Fig. 2: CD56 clone size and mRNA expression based on CA abnormalities.
figure 2

A. Violin plots showing the percentage of CD56-expressing clonal MM cells in patients with 1q21+ (n = 114), t(4;14) (n = 10), DH (n = 22), or “Low CA” (n = 58) MM in our database. ANOVA analysis with Bonferroni’s correction: p DH versus “Low CA” = 0.340 (*). ANOVA Summary p = 0.0461 (*). Blue dotted lines highlight the median value. If not reported, p are not significant. B Percentages of CD3-CD56dimCD16+CD94+NKG2A+ Natural Killer (NK) cells in healthy donors (HD, n = 7), patients with 1q+ (n = 13), t(4;14) (n = 4), or DH (n = 7) MM. ANOVA p < 0.0001. p HD versus DH < 0.0001 (****); p 1q+ versus DH < 0.0001 (****); p t(4:14) versus DH = 0.0075 (**). C t-SNE analysis combining CD94+/NKG2A+ cells in the three conditions. D FPKM levels of HLA-E in the CoMMpass MMRF database in patients with 1q+ (n = 133), t(4;14) (n = 36), and DH (n = 36). ANOVA p < 0.0001. p 1q+ versus DH = 0.0008 (***); p 1q+ versus t(4;14) < 0.0001 (****).

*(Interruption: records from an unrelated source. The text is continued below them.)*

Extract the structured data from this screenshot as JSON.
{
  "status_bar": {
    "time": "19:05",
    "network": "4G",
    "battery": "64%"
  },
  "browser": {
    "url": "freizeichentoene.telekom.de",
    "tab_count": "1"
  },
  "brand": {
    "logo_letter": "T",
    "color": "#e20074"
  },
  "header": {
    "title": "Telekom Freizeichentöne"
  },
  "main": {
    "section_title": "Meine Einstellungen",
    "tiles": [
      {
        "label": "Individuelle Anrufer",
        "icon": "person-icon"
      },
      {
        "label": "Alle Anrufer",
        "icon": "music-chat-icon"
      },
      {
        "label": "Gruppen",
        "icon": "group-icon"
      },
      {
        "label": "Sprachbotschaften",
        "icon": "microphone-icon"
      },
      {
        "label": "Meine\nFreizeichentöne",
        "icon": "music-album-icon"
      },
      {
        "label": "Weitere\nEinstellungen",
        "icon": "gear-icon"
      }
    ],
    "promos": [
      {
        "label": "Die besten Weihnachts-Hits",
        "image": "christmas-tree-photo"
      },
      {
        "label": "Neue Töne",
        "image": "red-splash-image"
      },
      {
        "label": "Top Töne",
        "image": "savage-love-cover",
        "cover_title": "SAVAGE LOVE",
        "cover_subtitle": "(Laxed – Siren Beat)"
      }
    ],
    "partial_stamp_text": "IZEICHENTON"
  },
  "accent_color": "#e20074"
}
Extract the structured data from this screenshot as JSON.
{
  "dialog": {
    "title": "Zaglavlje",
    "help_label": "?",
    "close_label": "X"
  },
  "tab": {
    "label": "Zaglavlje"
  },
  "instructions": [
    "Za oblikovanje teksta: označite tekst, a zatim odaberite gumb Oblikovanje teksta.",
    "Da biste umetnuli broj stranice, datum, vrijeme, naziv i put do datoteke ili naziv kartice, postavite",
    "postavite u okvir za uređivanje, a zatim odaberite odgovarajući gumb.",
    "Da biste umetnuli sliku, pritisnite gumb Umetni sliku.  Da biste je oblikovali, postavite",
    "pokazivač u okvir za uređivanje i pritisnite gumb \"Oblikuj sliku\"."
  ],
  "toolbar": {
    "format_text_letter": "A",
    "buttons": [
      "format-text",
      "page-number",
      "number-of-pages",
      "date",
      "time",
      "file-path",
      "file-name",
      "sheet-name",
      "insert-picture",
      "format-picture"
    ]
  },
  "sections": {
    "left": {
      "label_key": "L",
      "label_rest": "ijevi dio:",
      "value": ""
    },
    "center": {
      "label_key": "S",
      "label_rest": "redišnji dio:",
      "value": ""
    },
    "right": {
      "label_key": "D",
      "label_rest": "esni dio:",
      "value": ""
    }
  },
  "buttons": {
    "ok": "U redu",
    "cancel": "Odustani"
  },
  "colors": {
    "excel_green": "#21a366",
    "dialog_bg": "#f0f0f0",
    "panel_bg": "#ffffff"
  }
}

In summary, our study provides important insights into the field of 1q+/t(4;14) prognostication. First, since the effects on PFS and OS from ASCT are mainly evident in patients with large clones, our results suggest using a cutoff of positivity to properly categorize patients in the Revised International Staging System (ISS) [10], or in the R2-ISS score, which includes 1q+ in its algorithm [11]. Our results remained significant adjusting for 1q copy numbers, a known prognostic factor [1]. Second, the specific combination of genomic features is relevant. We describe the characteristics of a distinct subset of patients with DH, namely patients with combined 1q+ and t(4;14). These patients are younger than those with the corresponding single CA, have less t(11;14), and have inferior PFS and OS from ASCT. The noted difference in lenght of response to ASCT is likely related to both changes in the expression of MM genes and in immune populations. Herein we show that patients with DH MM have greater CD56 clones, higher CD56 and HLA-E mRNA levels, and more inhibitory CD94+NKG2A+ NK cells compared with patients with single CA. Matching CA, gene expression, and immunophenotyping data as in [12], is becoming more and more important to improve responses to MM-directed therapies [13, 14]. Finally, the location and involved cytobands in 1q+ also matter. Our study reports two important findings: 1. 1q23+ only also worsens the prognosis in patients with t(4;14); 2. larger gains of chromosome 1 (combined 1q21+ and 1q23+) confer inferior outcomes compared with focal 1q21+ or 1q23+ gains, confirming the recent data from Boyle et al. [5]. Using multiple probes on 1q chromosome as in [4] might hence allow to better stratification of patients with 1q+.

This study has some limitations. The cohort only included patients with the above CAs; therefore, we cannot define if the “Low CA” group performs similarly or worse than patients with standard risk MM. Similarly, flow cytometry data were limited to a subset of patients. Prior to FISH testing, all patient samples were immunomagnetically selected for CD138, however, due to limited specimen, purity was not assessed by a secondary method. Further research is needed to examine differences in plasma cell enrichment methodologies used by laboratories prior to FISH analysis to establish cutoffs [8]. Finally, while FISH analysis currently represents the gold-standard for clinical analysis, how these results will translate with the use of newer technologies which can examine copy numbers and structural variations at a higher resolution across the genome, such as next generation sequencing [6] and optical genome mapping [15], remains to be elucidated.

In conclusion, our study raises important questions in the field of 1q+/t(4;14) prognostication: 1. Is there a need to uniformily define CA cutoffs?; 2. Should we use multiple 1q probes?; 3. Are we ready to use these CAs as predictive markers of response? Answering these questions will improve estimation of risk and impact therapeutic choices in patients with MM.